Dec. 22 -- Coronavirus deaths in Japan top 3,000.
Jan. 7, 2021 -- Suga declares second state of emergency for Tokyo and three neighboring prefectures effective the following day through Feb. 7.
Jan. 13 -- Suga declares state of emergency for seven more prefectures including Osaka, Kyoto, Fukuoka and Tochigi.

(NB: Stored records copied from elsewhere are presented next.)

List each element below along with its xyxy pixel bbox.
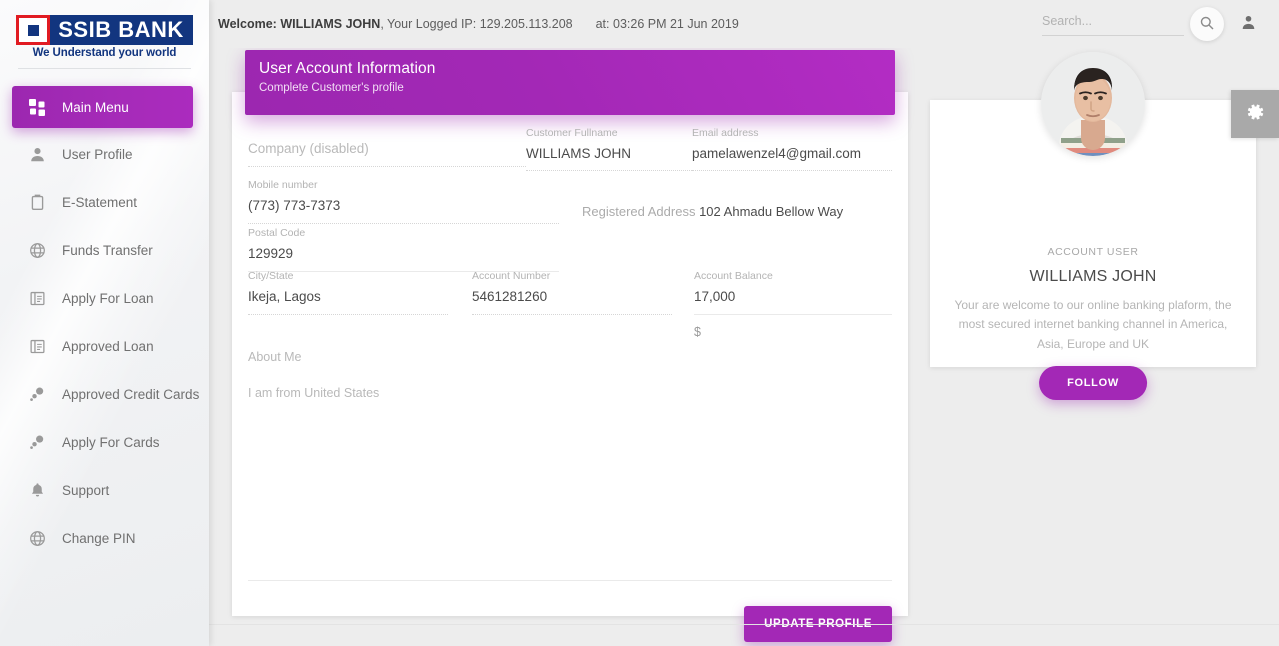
sidebar-item-label: Funds Transfer bbox=[62, 243, 153, 258]
account-number-field[interactable]: Account Number 5461281260 bbox=[472, 271, 672, 315]
main-content: User Account Information Complete Custom… bbox=[209, 48, 1279, 646]
topbar-actions bbox=[1042, 7, 1279, 41]
bubbles-icon bbox=[24, 386, 50, 403]
grid-dashboard-icon bbox=[24, 99, 50, 116]
company-value: Company (disabled) bbox=[248, 142, 526, 167]
sidebar-item-approved-credit-cards[interactable]: Approved Credit Cards bbox=[0, 372, 209, 416]
mobile-number-label: Mobile number bbox=[248, 180, 559, 192]
account-user-card: ACCOUNT USER WILLIAMS JOHN Your are welc… bbox=[930, 100, 1256, 367]
city-state-label: City/State bbox=[248, 271, 448, 283]
welcome-time-label: at: bbox=[596, 17, 610, 31]
sidebar-item-label: Approved Loan bbox=[62, 339, 154, 354]
search-field[interactable] bbox=[1042, 12, 1184, 36]
footer-divider bbox=[209, 624, 1279, 625]
about-me-divider bbox=[248, 580, 892, 581]
settings-gear-tab[interactable] bbox=[1231, 90, 1279, 138]
account-balance-value: 17,000 bbox=[694, 290, 892, 316]
welcome-message: Welcome: WILLIAMS JOHN, Your Logged IP: … bbox=[218, 17, 739, 31]
sidebar-nav: Main Menu User Profile E-Statement bbox=[0, 69, 209, 560]
search-input[interactable] bbox=[1042, 14, 1184, 28]
sidebar: SSIB BANK We Understand your world Main … bbox=[0, 0, 209, 646]
sidebar-item-apply-for-cards[interactable]: Apply For Cards bbox=[0, 420, 209, 464]
follow-button[interactable]: FOLLOW bbox=[1039, 366, 1147, 400]
sidebar-item-label: Main Menu bbox=[62, 100, 129, 115]
account-balance-field[interactable]: Account Balance 17,000 $ bbox=[694, 271, 892, 339]
logo-mark-icon bbox=[16, 15, 50, 45]
sidebar-item-change-pin[interactable]: Change PIN bbox=[0, 516, 209, 560]
user-account-information-card: User Account Information Complete Custom… bbox=[232, 92, 908, 616]
welcome-time-value: 03:26 PM 21 Jun 2019 bbox=[613, 17, 739, 31]
topbar: Welcome: WILLIAMS JOHN, Your Logged IP: … bbox=[209, 0, 1279, 48]
form-row-3: Postal Code 129929 bbox=[248, 228, 892, 272]
registered-address-value: 102 Ahmadu Bellow Way bbox=[699, 204, 843, 219]
account-number-value: 5461281260 bbox=[472, 290, 672, 316]
account-role-label: ACCOUNT USER bbox=[930, 246, 1256, 258]
sidebar-item-support[interactable]: Support bbox=[0, 468, 209, 512]
document-list-icon bbox=[24, 338, 50, 355]
sidebar-item-approved-loan[interactable]: Approved Loan bbox=[0, 324, 209, 368]
postal-code-field[interactable]: Postal Code 129929 bbox=[248, 228, 559, 272]
sidebar-item-label: Support bbox=[62, 483, 109, 498]
account-user-name: WILLIAMS JOHN bbox=[930, 268, 1256, 286]
sidebar-item-label: Change PIN bbox=[62, 531, 136, 546]
sidebar-item-label: Apply For Loan bbox=[62, 291, 154, 306]
card-subtitle: Complete Customer's profile bbox=[259, 82, 895, 94]
card-header: User Account Information Complete Custom… bbox=[245, 50, 895, 115]
user-account-button[interactable] bbox=[1240, 14, 1257, 34]
user-account-icon bbox=[1240, 14, 1257, 34]
bell-icon bbox=[24, 482, 50, 499]
gear-icon bbox=[1244, 101, 1266, 128]
mobile-number-field[interactable]: Mobile number (773) 773-7373 bbox=[248, 180, 559, 224]
globe-icon bbox=[24, 242, 50, 259]
fullname-field[interactable]: Customer Fullname WILLIAMS JOHN bbox=[526, 128, 692, 171]
user-photo-avatar bbox=[1041, 52, 1145, 156]
company-field[interactable]: Company (disabled) bbox=[248, 142, 526, 167]
clipboard-icon bbox=[24, 194, 50, 211]
person-icon bbox=[24, 146, 50, 163]
sidebar-item-e-statement[interactable]: E-Statement bbox=[0, 180, 209, 224]
search-button[interactable] bbox=[1190, 7, 1224, 41]
form-row-1: Company (disabled) Customer Fullname WIL… bbox=[248, 128, 892, 178]
brand-name: SSIB BANK bbox=[50, 15, 193, 45]
registered-address-field[interactable]: Registered Address 102 Ahmadu Bellow Way bbox=[582, 204, 843, 219]
sidebar-item-apply-for-loan[interactable]: Apply For Loan bbox=[0, 276, 209, 320]
mobile-number-value: (773) 773-7373 bbox=[248, 199, 559, 225]
fullname-value: WILLIAMS JOHN bbox=[526, 147, 692, 172]
search-icon bbox=[1199, 15, 1215, 34]
email-label: Email address bbox=[692, 128, 892, 140]
fullname-label: Customer Fullname bbox=[526, 128, 692, 140]
postal-code-label: Postal Code bbox=[248, 228, 559, 240]
avatar[interactable] bbox=[1041, 52, 1145, 156]
welcome-ip-value: 129.205.113.208 bbox=[480, 17, 573, 31]
welcome-user-name: WILLIAMS JOHN bbox=[280, 17, 380, 31]
city-state-field[interactable]: City/State Ikeja, Lagos bbox=[248, 271, 448, 315]
account-balance-currency: $ bbox=[694, 315, 892, 339]
globe-icon bbox=[24, 530, 50, 547]
brand-logo[interactable]: SSIB BANK We Understand your world bbox=[0, 0, 209, 68]
sidebar-item-user-profile[interactable]: User Profile bbox=[0, 132, 209, 176]
sidebar-item-label: User Profile bbox=[62, 147, 133, 162]
about-me-label: About Me bbox=[248, 350, 302, 364]
account-description: Your are welcome to our online banking p… bbox=[952, 296, 1234, 354]
about-me-value[interactable]: I am from United States bbox=[248, 386, 379, 400]
welcome-ip-label: , Your Logged IP: bbox=[380, 17, 476, 31]
city-state-value: Ikeja, Lagos bbox=[248, 290, 448, 316]
email-field[interactable]: Email address pamelawenzel4@gmail.com bbox=[692, 128, 892, 171]
account-balance-label: Account Balance bbox=[694, 271, 892, 283]
card-title: User Account Information bbox=[259, 60, 895, 78]
bubbles-icon bbox=[24, 434, 50, 451]
sidebar-item-label: Approved Credit Cards bbox=[62, 387, 199, 402]
brand-tagline: We Understand your world bbox=[16, 47, 193, 59]
sidebar-item-label: E-Statement bbox=[62, 195, 137, 210]
account-number-label: Account Number bbox=[472, 271, 672, 283]
email-value: pamelawenzel4@gmail.com bbox=[692, 147, 892, 172]
document-list-icon bbox=[24, 290, 50, 307]
registered-address-label: Registered Address bbox=[582, 204, 695, 219]
postal-code-value: 129929 bbox=[248, 247, 559, 273]
sidebar-item-funds-transfer[interactable]: Funds Transfer bbox=[0, 228, 209, 272]
sidebar-item-label: Apply For Cards bbox=[62, 435, 160, 450]
welcome-prefix: Welcome: bbox=[218, 17, 277, 31]
sidebar-item-main-menu[interactable]: Main Menu bbox=[12, 86, 193, 128]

Domestic infections top 300,000.
Feb. 2 -- State of emergency extended to March 7 in 10 prefectures.
Feb. 8 -- State of emergency lifted in Tochigi.
March 1 -- Emergency lifted in six prefectures, including Osaka, ahead of planned end on March 7.
March 22 -- Emergency lifted in Tokyo and three neighboring prefectures.
April 23 -- Suga declares third state of emergency in Tokyo and three western prefectures of Osaka, Kyoto and Hyogo, quasi-emergency measures in Ehime Prefecture, effective April 25 through May 11.
April 26 -- COVID-19 deaths in Japan top 10,000.
May 2 -- Domestic infections top 600,000.
May 7 -- State of emergency extended to May 31.
May 9 -- Quasi-emergency measures expanded to Hokkaido and central prefectures of Gifu and Mie.
May 12 -- State of emergency expanded to Aichi and Fukuoka prefectures.
May 14 -- State of emergency expanded to Hokkaido, Okayama and Hiroshima prefectures effective May 16 through May 31. Quasi-emergency measures expanded to Gunma, Ishikawa and Kumamoto prefectures effective May 16 through June 13.
May 21 -- Suga declares state of emergency for southern island prefecture of Okinawa effective May 23 through June 20, decides to end quasi-emergency measures in western prefecture of Ehime on May 22, earlier than initially planned May 31.